The Young Person in the room brushed egg white and water in stripes down the dough, and we made two rows of ravioli filling. Then we re-brushed the egg-white mixture, and pressed the top layer down over the filling. Katja and the Young Person spent a while making sure the edges were all sealed down, and then cut the raviolis apart.
We boiled them briefly in salt-water, and set them on a plate.




The bread dough was ready to go at this point, so Sadira rolled it out into rounds and fried it. 
While we worked on the second batch of ravioli, the Smallest Person in the room taste-tested the ravioli, both boiled and fried, and pronounced them yummy. 

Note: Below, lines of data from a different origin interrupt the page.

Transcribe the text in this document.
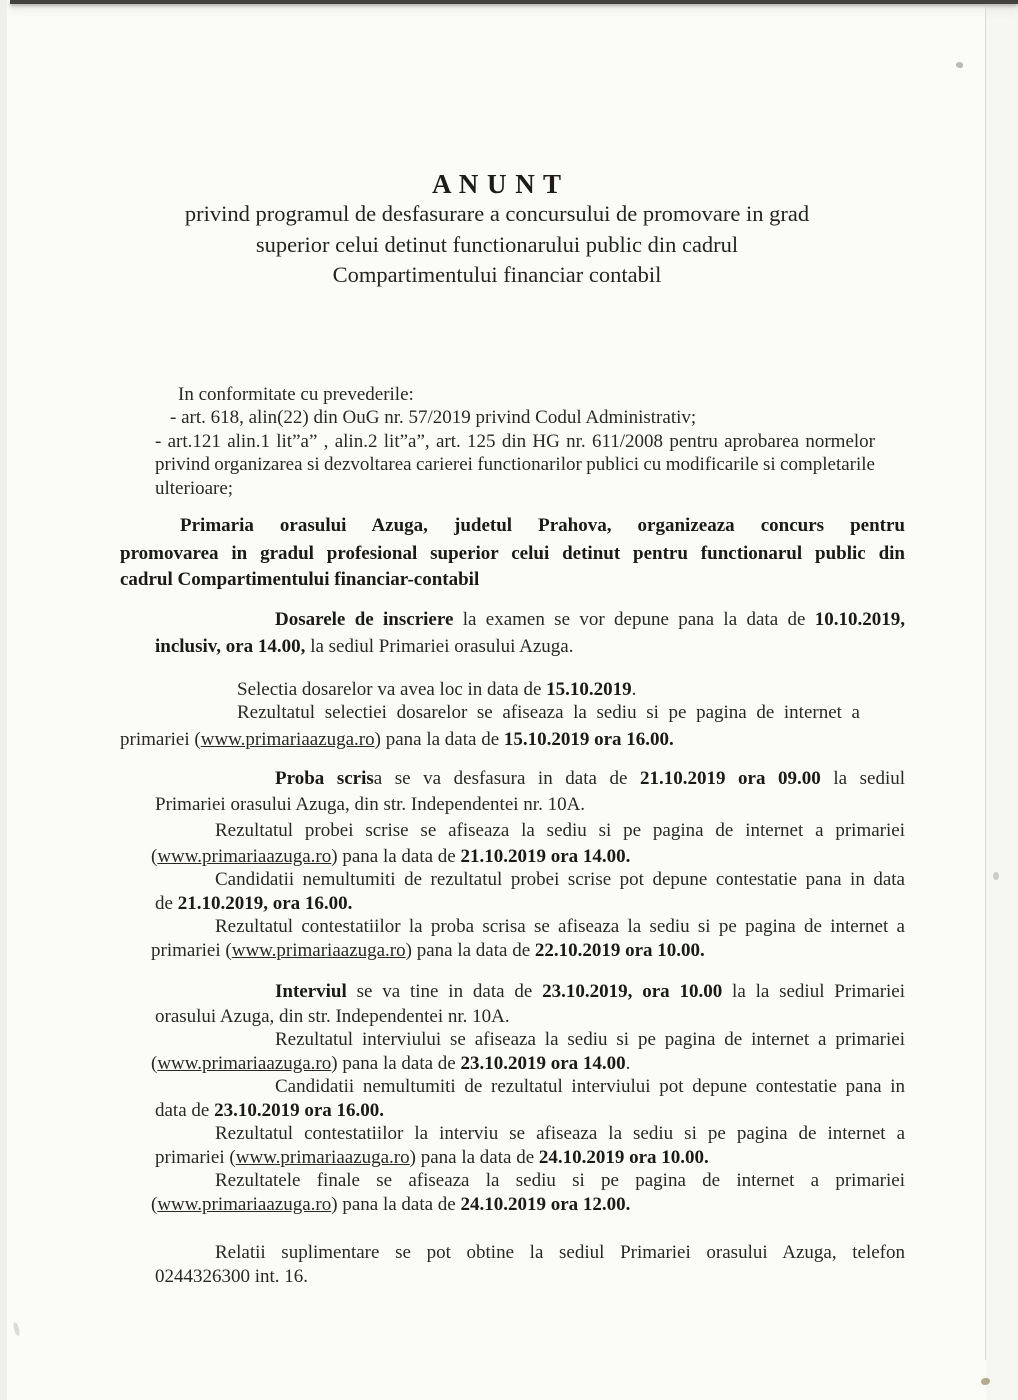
A N U N T
privind programul de desfasurare a concursului de promovare in grad
superior celui detinut functionarului public din cadrul
Compartimentului financiar contabil
In conformitate cu prevederile:
- art. 618, alin(22) din OuG nr. 57/2019 privind Codul Administrativ;
- art.121 alin.1 lit”a” , alin.2 lit”a”, art. 125 din HG nr. 611/2008 pentru aprobarea normelor
privind organizarea si dezvoltarea carierei functionarilor publici cu modificarile si completarile
ulterioare;
Primaria orasului Azuga, judetul Prahova, organizeaza concurs pentru
promovarea in gradul profesional superior celui detinut pentru functionarul public din
cadrul Compartimentului financiar-contabil
Dosarele de inscriere la examen se vor depune pana la data de 10.10.2019,
inclusiv, ora 14.00, la sediul Primariei orasului Azuga.
Selectia dosarelor va avea loc in data de 15.10.2019.
Rezultatul selectiei dosarelor se afiseaza la sediu si pe pagina de internet a
primariei (www.primariaazuga.ro) pana la data de 15.10.2019 ora 16.00.
Proba scrisa se va desfasura in data de 21.10.2019 ora 09.00 la sediul
Primariei orasului Azuga, din str. Independentei nr. 10A.
Rezultatul probei scrise se afiseaza la sediu si pe pagina de internet a primariei
(www.primariaazuga.ro) pana la data de 21.10.2019 ora 14.00.
Candidatii nemultumiti de rezultatul probei scrise pot depune contestatie pana in data
de 21.10.2019, ora 16.00.
Rezultatul contestatiilor la proba scrisa se afiseaza la sediu si pe pagina de internet a
primariei (www.primariaazuga.ro) pana la data de 22.10.2019 ora 10.00.
Interviul se va tine in data de 23.10.2019, ora 10.00 la la sediul Primariei
orasului Azuga, din str. Independentei nr. 10A.
Rezultatul interviului se afiseaza la sediu si pe pagina de internet a primariei
(www.primariaazuga.ro) pana la data de 23.10.2019 ora 14.00.
Candidatii nemultumiti de rezultatul interviului pot depune contestatie pana in
data de 23.10.2019 ora 16.00.
Rezultatul contestatiilor la interviu se afiseaza la sediu si pe pagina de internet a
primariei (www.primariaazuga.ro) pana la data de 24.10.2019 ora 10.00.
Rezultatele finale se afiseaza la sediu si pe pagina de internet a primariei
(www.primariaazuga.ro) pana la data de 24.10.2019 ora 12.00.
Relatii suplimentare se pot obtine la sediul Primariei orasului Azuga, telefon
0244326300 int. 16.
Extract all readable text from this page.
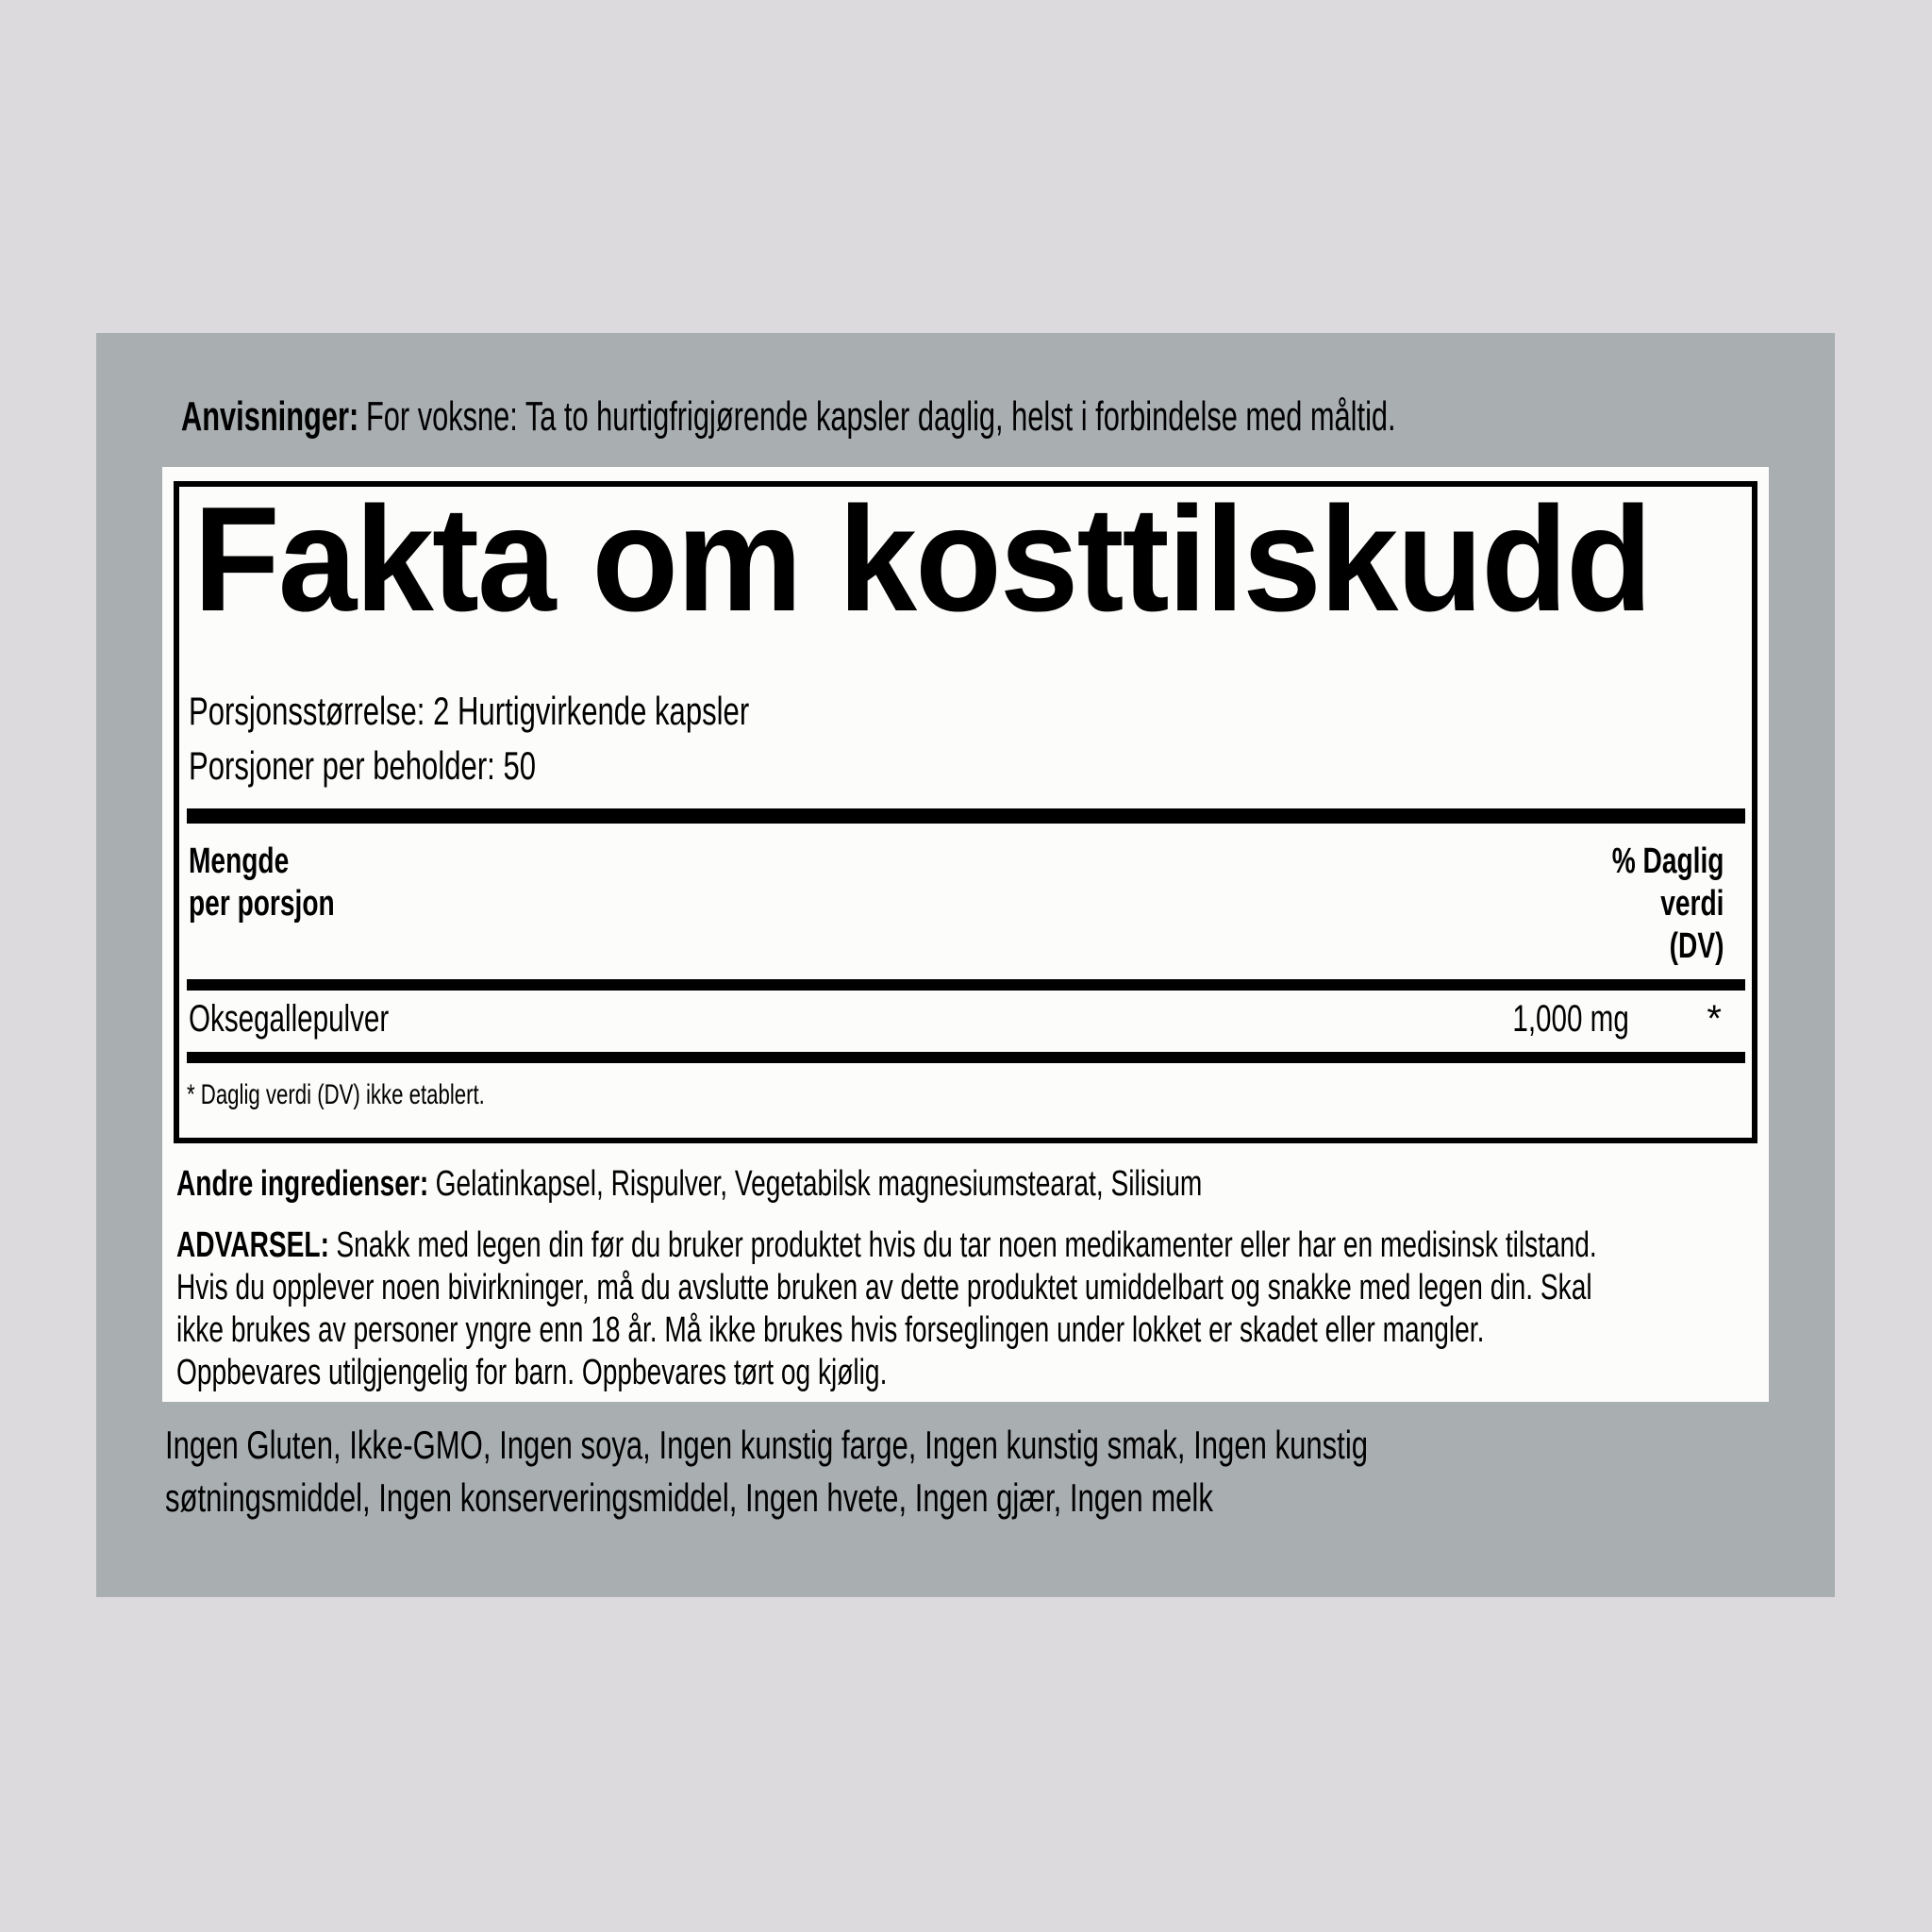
Anvisninger: For voksne: Ta to hurtigfrigjørende kapsler daglig, helst i forbindelse med måltid.
Fakta om kosttilskudd
Porsjonsstørrelse: 2 Hurtigvirkende kapsler
Porsjoner per beholder: 50
Mengde
per porsjon
% Daglig
verdi
(DV)
Oksegallepulver	1,000 mg *
* Daglig verdi (DV) ikke etablert.
Andre ingredienser: Gelatinkapsel, Rispulver, Vegetabilsk magnesiumstearat, Silisium
ADVARSEL: Snakk med legen din før du bruker produktet hvis du tar noen medikamenter eller har en medisinsk tilstand.
Hvis du opplever noen bivirkninger, må du avslutte bruken av dette produktet umiddelbart og snakke med legen din. Skal
ikke brukes av personer yngre enn 18 år. Må ikke brukes hvis forseglingen under lokket er skadet eller mangler.
Oppbevares utilgjengelig for barn. Oppbevares tørt og kjølig.
Ingen Gluten, Ikke-GMO, Ingen soya, Ingen kunstig farge, Ingen kunstig smak, Ingen kunstig
søtningsmiddel, Ingen konserveringsmiddel, Ingen hvete, Ingen gjær, Ingen melk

Sadira suggested making Roman Pizza with the fry-bread, by spreading it with honey, dotting it with my mozzarella and sesame seeds, and then toasting it.
It was amazing!

Finally, all the ravioli was done, and some of it was fried, and we were ready to clean up.
There was still some cheese-filling left over, and Sadira decided to turn it into bread as well. She mixed in some flour, and fried it up, and it was also delicious! It was sweet and a little spicy, and with a lovely texture.

We brought a little of everything home for my husband. It was a wonderful day.